By Mikayla Fasullo
On Nov. 19th Ryerson officially introduced its new wind tunnel. It’s said to expand the research of aerodynamics for students, staff and Ryerson’s partners.
With a brand new 200 horsepower motor, Rye’s aerospace department has expanded its opportunities. “This has been a long time coming,” said chair of aerospace engineering department Paul Walsh. “I’ve been here to watch the whole process, and I’m glad to see this upgrade because it’s allowed us to do a lot more and expand our research.”
Earlier this month, The Eyeopener reported on the new wind tunnel while students were just getting a hang of how the new machine works. “It helps out because it allows a lot of our student teams to start testing their designs,” said aerospace engineering student Thomas Martin.

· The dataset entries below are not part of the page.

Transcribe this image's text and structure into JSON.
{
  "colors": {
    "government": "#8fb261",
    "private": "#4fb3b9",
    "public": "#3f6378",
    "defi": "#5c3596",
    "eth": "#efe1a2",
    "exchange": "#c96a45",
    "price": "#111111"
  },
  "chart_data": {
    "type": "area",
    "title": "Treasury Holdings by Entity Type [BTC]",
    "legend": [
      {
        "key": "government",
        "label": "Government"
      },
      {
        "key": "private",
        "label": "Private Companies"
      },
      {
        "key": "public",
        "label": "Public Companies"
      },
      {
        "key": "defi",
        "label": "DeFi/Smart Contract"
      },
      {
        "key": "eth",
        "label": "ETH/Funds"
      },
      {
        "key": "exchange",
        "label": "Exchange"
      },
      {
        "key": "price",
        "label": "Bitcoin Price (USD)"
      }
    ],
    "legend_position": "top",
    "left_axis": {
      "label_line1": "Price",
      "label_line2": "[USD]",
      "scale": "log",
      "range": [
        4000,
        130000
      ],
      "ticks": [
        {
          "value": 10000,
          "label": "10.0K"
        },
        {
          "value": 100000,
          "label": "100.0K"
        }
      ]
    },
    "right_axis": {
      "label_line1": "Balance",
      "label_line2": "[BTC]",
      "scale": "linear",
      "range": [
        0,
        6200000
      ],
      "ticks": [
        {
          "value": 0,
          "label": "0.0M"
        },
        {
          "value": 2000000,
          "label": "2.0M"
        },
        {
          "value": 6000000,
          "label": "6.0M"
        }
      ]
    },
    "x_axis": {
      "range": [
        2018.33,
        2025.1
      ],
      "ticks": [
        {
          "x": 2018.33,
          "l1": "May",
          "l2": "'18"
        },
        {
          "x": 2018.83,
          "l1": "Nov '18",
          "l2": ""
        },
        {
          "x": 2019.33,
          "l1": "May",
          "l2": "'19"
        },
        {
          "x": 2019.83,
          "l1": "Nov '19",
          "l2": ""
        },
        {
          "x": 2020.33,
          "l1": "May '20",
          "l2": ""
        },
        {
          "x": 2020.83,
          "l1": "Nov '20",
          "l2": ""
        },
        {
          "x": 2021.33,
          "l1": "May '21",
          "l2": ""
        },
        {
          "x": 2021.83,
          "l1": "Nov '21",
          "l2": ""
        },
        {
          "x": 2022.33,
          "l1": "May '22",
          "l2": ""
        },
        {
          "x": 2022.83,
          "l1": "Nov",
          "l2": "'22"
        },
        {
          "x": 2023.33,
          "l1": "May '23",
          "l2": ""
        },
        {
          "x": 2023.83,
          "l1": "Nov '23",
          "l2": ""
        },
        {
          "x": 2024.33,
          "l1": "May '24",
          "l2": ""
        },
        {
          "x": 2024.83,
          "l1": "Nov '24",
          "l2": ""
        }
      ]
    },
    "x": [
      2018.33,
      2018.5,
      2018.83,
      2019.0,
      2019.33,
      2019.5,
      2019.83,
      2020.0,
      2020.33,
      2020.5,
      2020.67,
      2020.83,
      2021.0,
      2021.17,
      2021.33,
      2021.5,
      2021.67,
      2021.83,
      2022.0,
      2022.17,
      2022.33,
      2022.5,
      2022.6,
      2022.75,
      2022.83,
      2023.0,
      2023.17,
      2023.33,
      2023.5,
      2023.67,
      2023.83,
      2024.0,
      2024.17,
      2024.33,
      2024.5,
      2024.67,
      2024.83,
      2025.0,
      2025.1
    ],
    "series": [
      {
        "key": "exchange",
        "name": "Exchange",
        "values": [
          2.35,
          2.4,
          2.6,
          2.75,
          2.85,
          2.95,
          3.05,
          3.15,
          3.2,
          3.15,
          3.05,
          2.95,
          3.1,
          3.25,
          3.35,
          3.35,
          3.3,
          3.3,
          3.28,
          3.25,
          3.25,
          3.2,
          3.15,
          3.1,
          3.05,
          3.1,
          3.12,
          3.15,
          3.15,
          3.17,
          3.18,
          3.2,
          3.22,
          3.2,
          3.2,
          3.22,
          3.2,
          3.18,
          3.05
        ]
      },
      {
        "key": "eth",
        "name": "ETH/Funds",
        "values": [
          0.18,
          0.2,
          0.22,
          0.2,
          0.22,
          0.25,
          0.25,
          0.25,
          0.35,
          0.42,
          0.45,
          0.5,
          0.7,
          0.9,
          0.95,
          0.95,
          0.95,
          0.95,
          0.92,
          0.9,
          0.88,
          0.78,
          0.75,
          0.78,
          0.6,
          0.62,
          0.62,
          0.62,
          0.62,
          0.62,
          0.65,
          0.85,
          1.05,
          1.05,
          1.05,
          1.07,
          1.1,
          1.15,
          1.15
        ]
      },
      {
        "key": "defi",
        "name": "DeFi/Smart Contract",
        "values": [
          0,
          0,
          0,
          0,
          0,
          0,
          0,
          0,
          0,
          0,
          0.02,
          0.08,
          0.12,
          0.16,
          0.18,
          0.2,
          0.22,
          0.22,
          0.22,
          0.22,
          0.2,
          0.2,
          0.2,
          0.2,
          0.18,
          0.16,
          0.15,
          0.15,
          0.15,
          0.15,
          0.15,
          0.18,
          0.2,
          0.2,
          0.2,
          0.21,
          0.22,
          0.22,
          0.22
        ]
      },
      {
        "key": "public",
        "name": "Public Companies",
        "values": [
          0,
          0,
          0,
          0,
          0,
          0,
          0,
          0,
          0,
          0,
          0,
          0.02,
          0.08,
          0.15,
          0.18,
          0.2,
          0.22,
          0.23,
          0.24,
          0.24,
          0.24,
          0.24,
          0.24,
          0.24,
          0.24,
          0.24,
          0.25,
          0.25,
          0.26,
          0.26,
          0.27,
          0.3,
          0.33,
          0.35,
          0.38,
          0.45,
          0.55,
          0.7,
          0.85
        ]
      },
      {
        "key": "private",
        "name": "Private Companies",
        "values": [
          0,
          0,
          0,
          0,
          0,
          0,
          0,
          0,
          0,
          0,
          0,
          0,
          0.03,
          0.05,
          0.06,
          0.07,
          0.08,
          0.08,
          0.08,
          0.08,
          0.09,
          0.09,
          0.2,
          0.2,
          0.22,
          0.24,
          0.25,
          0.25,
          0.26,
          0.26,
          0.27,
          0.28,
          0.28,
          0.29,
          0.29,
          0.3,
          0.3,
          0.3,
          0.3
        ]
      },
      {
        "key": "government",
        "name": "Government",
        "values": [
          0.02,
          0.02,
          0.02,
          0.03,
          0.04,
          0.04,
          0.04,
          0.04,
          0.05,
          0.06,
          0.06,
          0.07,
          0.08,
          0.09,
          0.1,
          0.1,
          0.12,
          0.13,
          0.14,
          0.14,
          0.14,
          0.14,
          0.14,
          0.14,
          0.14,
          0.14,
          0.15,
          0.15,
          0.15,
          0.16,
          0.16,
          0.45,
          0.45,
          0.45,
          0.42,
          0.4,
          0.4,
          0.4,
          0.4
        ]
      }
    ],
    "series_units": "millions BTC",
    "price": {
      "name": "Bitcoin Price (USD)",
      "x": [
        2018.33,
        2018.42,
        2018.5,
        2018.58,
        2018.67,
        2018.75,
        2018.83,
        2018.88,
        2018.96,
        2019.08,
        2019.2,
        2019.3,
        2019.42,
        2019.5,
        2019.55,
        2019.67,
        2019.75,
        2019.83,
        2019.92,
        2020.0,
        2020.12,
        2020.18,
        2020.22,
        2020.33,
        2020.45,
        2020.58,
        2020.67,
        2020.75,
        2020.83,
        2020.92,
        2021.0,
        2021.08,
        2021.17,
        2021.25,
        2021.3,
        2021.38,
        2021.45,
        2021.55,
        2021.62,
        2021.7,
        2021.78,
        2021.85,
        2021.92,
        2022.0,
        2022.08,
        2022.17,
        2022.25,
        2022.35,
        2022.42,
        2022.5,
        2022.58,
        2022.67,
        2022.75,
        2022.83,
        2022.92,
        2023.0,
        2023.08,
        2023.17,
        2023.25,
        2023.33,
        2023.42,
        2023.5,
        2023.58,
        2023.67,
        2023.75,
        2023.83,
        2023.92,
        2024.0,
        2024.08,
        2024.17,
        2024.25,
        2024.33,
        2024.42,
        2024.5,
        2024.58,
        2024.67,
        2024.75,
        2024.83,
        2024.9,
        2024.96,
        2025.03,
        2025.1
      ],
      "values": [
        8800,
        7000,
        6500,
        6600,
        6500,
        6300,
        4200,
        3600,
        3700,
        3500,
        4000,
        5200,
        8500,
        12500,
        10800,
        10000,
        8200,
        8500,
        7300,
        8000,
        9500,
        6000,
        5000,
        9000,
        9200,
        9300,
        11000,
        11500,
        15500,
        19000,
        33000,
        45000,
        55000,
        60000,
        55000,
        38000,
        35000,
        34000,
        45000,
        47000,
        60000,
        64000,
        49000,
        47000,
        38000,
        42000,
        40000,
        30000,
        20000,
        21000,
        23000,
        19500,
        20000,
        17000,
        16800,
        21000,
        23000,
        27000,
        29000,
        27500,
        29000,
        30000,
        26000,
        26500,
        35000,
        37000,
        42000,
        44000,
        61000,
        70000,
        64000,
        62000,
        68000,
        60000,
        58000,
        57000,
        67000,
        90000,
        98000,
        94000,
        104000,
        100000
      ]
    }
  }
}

Ryerson funded $80,000 for this project, with a team of 20 people.
The opening had a big turnout, filling the room in Kerr Hall with about 40 students, faculty members and interested partners. Students were excited to have the renovations in their program.
“This is a great thing for Ryerson,” said Baki Sibanda, a PhD student in aerospace engineering. “We needed to upgrade the wind tunnel and now we can test in a range we couldn’t before.”
Sibanda explained that the variety of thesis projects students can do increased a lot and the new wind tunnel will open up many new opportunities for certain industries.
Already the opportunities are arising. In the winter, a propulsion class will take advantage of the wind tunnel. Goetz Bramesfeld, assistant professor in aerospace engineering explained that not a lot of universities have the same resources we now have and that the wind tunnel is great for students in a number of ways.
“Other universities with this facility have it guarded,” Bramesfeld said. “People don’t let undergrads play with it and we’re pretty open to involve students to use it in projects.”
The tunnel even provides funding for some graduate students in the aerospace program.
For a demonstration, a toy raccoon was put in the wind tunnel with the power amped to 80 horsepower. The faux fur was flowing in the wind but the toy stayed put. Some visitors even stopped to take a selfie with the tunnel.
The faculty members and students of the aerospace department said they are thrilled to take advantage of the new wind tunnel and the opportunities that will be introduced in the future.
Correction: A previous version of this story mistakenly identified Baki Sibanda as a first-year aerospace engineering student. In fact, Sibanda is a PhD student in that faculty. The Eyeopener regrets the error.